Some of the critical formative influences on Lévi-Strauss’ thinking are quite easy to detect. An early item is Mauss’ ‘Essai sur le don’ (1923).footnote2 In this celebrated essay Mauss used two detailed ethnographic descriptions of primitive systems of ritual exchange (Malinowski’s account of the Trobriand kula and Boas’ account of the Kwakiutl potlatch) as the foundation for a broad generalization about the nature of social action. Sociologists (and social anthropologists) are concerned with ‘man in society’, with systems of relationships rather than with individuals in isolation. Mauss’ insight was to recognize that the concept of ‘relationship’ is itself an abstraction from something quite concrete. We say of two individuals that they are ‘in relationship’ when we can see that they are in communication, that is when they pass ‘messages’ to one another, and these messages are conveyed through material media, sound waves in the air, ink scribbles on a piece of paper, the symbolic value embodied in a gift of flowers.
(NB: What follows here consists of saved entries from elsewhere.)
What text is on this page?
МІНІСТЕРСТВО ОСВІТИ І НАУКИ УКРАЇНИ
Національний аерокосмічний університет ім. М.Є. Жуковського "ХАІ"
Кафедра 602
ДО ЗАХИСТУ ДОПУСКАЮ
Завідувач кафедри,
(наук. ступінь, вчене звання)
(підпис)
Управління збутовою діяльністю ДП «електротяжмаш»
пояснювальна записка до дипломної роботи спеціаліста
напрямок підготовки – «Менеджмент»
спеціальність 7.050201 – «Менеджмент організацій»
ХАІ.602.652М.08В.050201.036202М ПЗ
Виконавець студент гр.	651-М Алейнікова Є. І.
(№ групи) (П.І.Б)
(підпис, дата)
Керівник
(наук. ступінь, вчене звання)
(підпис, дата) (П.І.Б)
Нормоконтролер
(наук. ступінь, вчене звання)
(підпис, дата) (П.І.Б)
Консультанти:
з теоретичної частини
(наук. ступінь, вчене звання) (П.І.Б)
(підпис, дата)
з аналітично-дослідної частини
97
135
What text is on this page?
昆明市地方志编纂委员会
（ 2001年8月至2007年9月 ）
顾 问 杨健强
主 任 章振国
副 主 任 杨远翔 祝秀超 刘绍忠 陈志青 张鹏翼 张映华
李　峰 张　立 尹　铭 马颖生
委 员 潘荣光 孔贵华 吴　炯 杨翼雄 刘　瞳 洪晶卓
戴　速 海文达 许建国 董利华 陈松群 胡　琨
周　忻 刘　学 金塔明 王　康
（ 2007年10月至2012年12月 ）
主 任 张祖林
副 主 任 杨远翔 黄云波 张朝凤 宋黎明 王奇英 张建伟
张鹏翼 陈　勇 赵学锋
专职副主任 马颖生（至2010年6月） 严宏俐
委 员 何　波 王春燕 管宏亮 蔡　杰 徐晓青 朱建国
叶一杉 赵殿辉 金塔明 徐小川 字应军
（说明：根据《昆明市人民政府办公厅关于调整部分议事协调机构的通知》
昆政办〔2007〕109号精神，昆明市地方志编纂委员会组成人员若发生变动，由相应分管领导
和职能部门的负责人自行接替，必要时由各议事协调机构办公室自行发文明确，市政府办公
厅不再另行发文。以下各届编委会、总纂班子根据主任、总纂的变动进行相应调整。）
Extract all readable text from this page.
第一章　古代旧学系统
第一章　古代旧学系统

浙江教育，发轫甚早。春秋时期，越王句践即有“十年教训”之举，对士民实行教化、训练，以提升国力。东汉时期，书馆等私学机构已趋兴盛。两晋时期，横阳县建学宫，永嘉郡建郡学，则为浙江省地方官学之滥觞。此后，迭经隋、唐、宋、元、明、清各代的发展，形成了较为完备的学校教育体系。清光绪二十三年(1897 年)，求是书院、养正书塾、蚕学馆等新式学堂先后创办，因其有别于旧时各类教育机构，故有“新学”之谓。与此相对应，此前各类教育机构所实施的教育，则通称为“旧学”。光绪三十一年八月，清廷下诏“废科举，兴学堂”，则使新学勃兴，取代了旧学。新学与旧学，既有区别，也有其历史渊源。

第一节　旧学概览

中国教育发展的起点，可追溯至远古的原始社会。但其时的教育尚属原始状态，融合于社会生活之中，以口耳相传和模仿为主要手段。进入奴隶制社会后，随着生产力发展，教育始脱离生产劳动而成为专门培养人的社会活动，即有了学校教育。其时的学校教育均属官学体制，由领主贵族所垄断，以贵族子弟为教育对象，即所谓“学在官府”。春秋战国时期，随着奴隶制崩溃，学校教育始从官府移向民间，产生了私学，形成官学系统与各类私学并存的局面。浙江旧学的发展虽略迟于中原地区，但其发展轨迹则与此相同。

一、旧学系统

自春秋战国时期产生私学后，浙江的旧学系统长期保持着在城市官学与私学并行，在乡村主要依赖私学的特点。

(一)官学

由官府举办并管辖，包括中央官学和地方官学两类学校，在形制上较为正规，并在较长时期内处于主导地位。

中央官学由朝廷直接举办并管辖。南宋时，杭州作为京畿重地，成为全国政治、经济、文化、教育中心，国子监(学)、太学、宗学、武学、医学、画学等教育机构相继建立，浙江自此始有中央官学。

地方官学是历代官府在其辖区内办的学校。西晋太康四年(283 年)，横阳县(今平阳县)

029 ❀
The ‘gift’, that is to say the material thing which passes from one individual to the other, is an ‘expression’ of the relationship, but the quality of the relationship is something both more abstract and more mysterious. The recipient of a gift, whether of words or of things, feels coerced by it, he is not only compelled to receive he is also compelled to reciprocate. Mauss’ original treatment of this theme borders on the mystical and Lévi-Strauss’ own much more subtle elaborations of the idea always hover on the edge of metaphysics. This perhaps is unavoidable.

Mauss’ essay contains another very fundamental idea, that of the prestation totale. A person to person interaction is never an isolated event but only part of a total set of transactions widely dispersed through space and through time. A particular gift has significance because of its comparability and contrast with other transactions, not only those between the same actors, but also those which are taking place round about between other members of the same communication system.